Tufts University School of Medicine, Department of Anesthesiology and Pain Medicine, Steward St. Elizabeth's Medical Center, Boston, MA 02135, USA.
J Control Release. 2013 Oct 28;171(2):201-7. doi: 10.1016/j.jconrel.2013.06.038. Epub 2013 Jul 18.
Local drug delivery preferentially loads target tissues with a concentration gradient from the surface or point of release that tapers down to more distant sites. Drug that diffuses down this gradient must be in unbound form, but such drug can only elicit a biologic effect through receptor interactions. Drug excess loads tissues, increasing gradients and driving penetration, but with limited added biological response. We examined the hypothesis that local application reduces dramatically systemic circulating drug levels but leads to significantly higher tissue drug concentration than might be needed with systemic infusion in a rat model of local epicardial inotropic therapy. Epinephrine was infused systemically or released locally to the anterior wall of the heart using a novel polymeric platform that provides steady, sustained release over a range of precise doses. Epinephrine tissue concentration, upregulation of cAMP, and global left ventricular response were measured at equivalent doses and at doses equally effective in raising indices of contractility. The contractile stimulation by epinephrine was linked to drug tissue levels and commensurate cAMP upregulation for IV systemic infusion, but not with local epicardial delivery. Though cAMP was a powerful predictor of contractility with local application, tissue epinephrine levels were high and variable--only a small fraction of the deposited epinephrine was utilized in second messenger signaling and biologic effect. The remainder of deposited drug was likely used in diffusive transport and distribution. Systemic side effects were far more profound with IV infusion which, though it increased contractility, also induced tachycardia and loss of systemic vascular resistance, which were not seen with local application. Local epicardial inotropic delivery illustrates then a paradigm of how target tissues differentially handle and utilize drug compared to systemic infusion.

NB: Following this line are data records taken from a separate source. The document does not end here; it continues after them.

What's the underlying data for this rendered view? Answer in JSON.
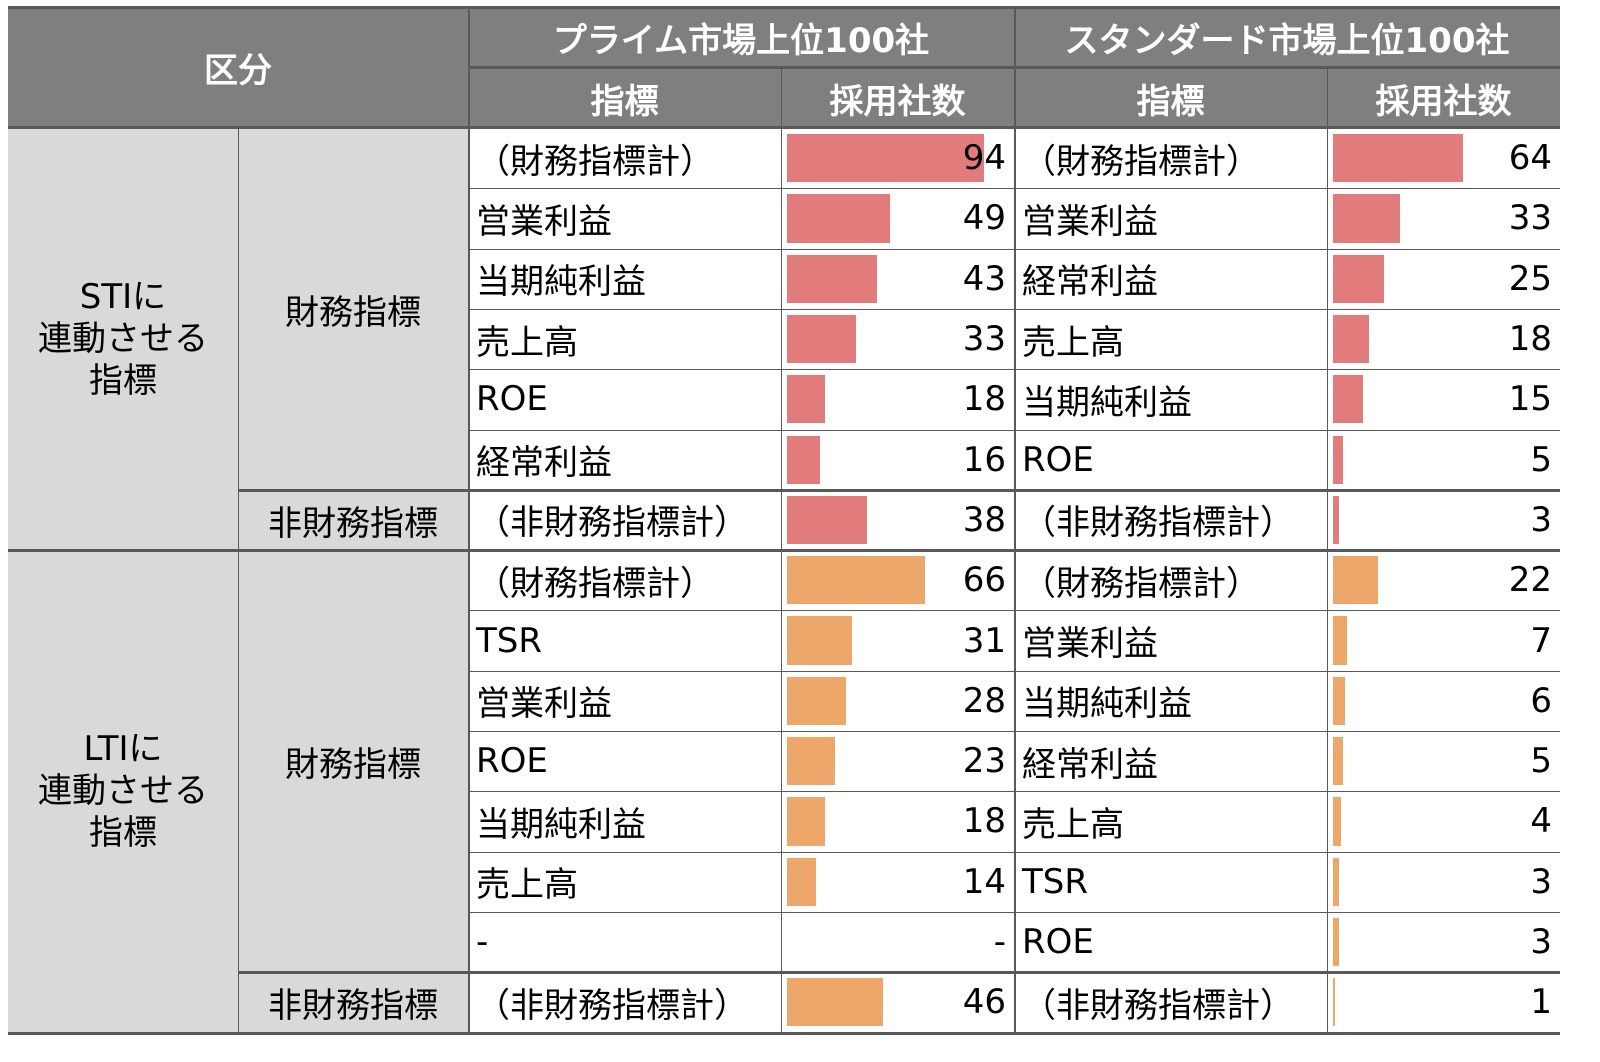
{
  "colors": {
    "sti_bar": "#e27b7b",
    "lti_bar": "#eda76a",
    "header_bg": "#7f7f7f",
    "group_bg": "#d9d9d9"
  },
  "header": {
    "category": "区分",
    "prime": "プライム市場上位100社",
    "standard": "スタンダード市場上位100社",
    "indicator": "指標",
    "count": "採用社数"
  },
  "groups": {
    "sti": "STIに\n連動させる\n指標",
    "lti": "LTIに\n連動させる\n指標",
    "financial": "財務指標",
    "nonfinancial": "非財務指標"
  },
  "chart_data": {
    "type": "table",
    "max_value": 100,
    "sections": [
      {
        "section": "STI",
        "rows": [
          {
            "sub": "財務指標",
            "prime_label": "（財務指標計）",
            "prime_value": 94,
            "std_label": "（財務指標計）",
            "std_value": 64
          },
          {
            "sub": "財務指標",
            "prime_label": "営業利益",
            "prime_value": 49,
            "std_label": "営業利益",
            "std_value": 33
          },
          {
            "sub": "財務指標",
            "prime_label": "当期純利益",
            "prime_value": 43,
            "std_label": "経常利益",
            "std_value": 25
          },
          {
            "sub": "財務指標",
            "prime_label": "売上高",
            "prime_value": 33,
            "std_label": "売上高",
            "std_value": 18
          },
          {
            "sub": "財務指標",
            "prime_label": "ROE",
            "prime_value": 18,
            "std_label": "当期純利益",
            "std_value": 15
          },
          {
            "sub": "財務指標",
            "prime_label": "経常利益",
            "prime_value": 16,
            "std_label": "ROE",
            "std_value": 5
          },
          {
            "sub": "非財務指標",
            "prime_label": "（非財務指標計）",
            "prime_value": 38,
            "std_label": "（非財務指標計）",
            "std_value": 3
          }
        ]
      },
      {
        "section": "LTI",
        "rows": [
          {
            "sub": "財務指標",
            "prime_label": "（財務指標計）",
            "prime_value": 66,
            "std_label": "（財務指標計）",
            "std_value": 22
          },
          {
            "sub": "財務指標",
            "prime_label": "TSR",
            "prime_value": 31,
            "std_label": "営業利益",
            "std_value": 7
          },
          {
            "sub": "財務指標",
            "prime_label": "営業利益",
            "prime_value": 28,
            "std_label": "当期純利益",
            "std_value": 6
          },
          {
            "sub": "財務指標",
            "prime_label": "ROE",
            "prime_value": 23,
            "std_label": "経常利益",
            "std_value": 5
          },
          {
            "sub": "財務指標",
            "prime_label": "当期純利益",
            "prime_value": 18,
            "std_label": "売上高",
            "std_value": 4
          },
          {
            "sub": "財務指標",
            "prime_label": "売上高",
            "prime_value": 14,
            "std_label": "TSR",
            "std_value": 3
          },
          {
            "sub": "財務指標",
            "prime_label": "-",
            "prime_value": "-",
            "std_label": "ROE",
            "std_value": 3
          },
          {
            "sub": "非財務指標",
            "prime_label": "（非財務指標計）",
            "prime_value": 46,
            "std_label": "（非財務指標計）",
            "std_value": 1
          }
        ]
      }
    ]
  }
}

局部给药通过从释放表面或释放点开始逐渐变细的浓度梯度优先将目标组织加载药物,药物沿着这个梯度扩散必须处于未结合状态,但这种药物只能通过受体相互作用产生生物学效应。药物过量会增加组织的药物浓度梯度并促进渗透,但生物反应增加有限。我们检验了这样一个假设,即局部应用会显著降低系统循环药物水平,但在局部心外膜变力治疗的大鼠模型中,与全身输注相比,会导致组织药物浓度显著升高。使用一种新型聚合物平台,将肾上腺素全身输注或局部释放到心脏前壁,该平台可在一系列精确剂量范围内提供稳定、持续的释放。在等效剂量和同等有效提高收缩性指数的剂量下,测量肾上腺素的组织浓度、cAMP 的上调和整个左心室的反应。肾上腺素的收缩刺激与 IV 全身输注的药物组织水平和相应的 cAMP 上调有关,但与局部心外膜给药无关。尽管 cAMP 是局部应用时收缩性的有力预测因子,但组织内肾上腺素水平很高且变化很大——只有一小部分沉积的肾上腺素被用于第二信使信号和生物学效应。其余的沉积药物可能用于扩散运输和分布。IV 输注的全身副作用要严重得多,尽管它增加了收缩性,但也引起了心动过速和全身血管阻力的丧失,而局部应用则没有。局部心外膜变力治疗因此说明了一个范例,即靶组织如何与全身输注相比,以不同的方式处理和利用药物。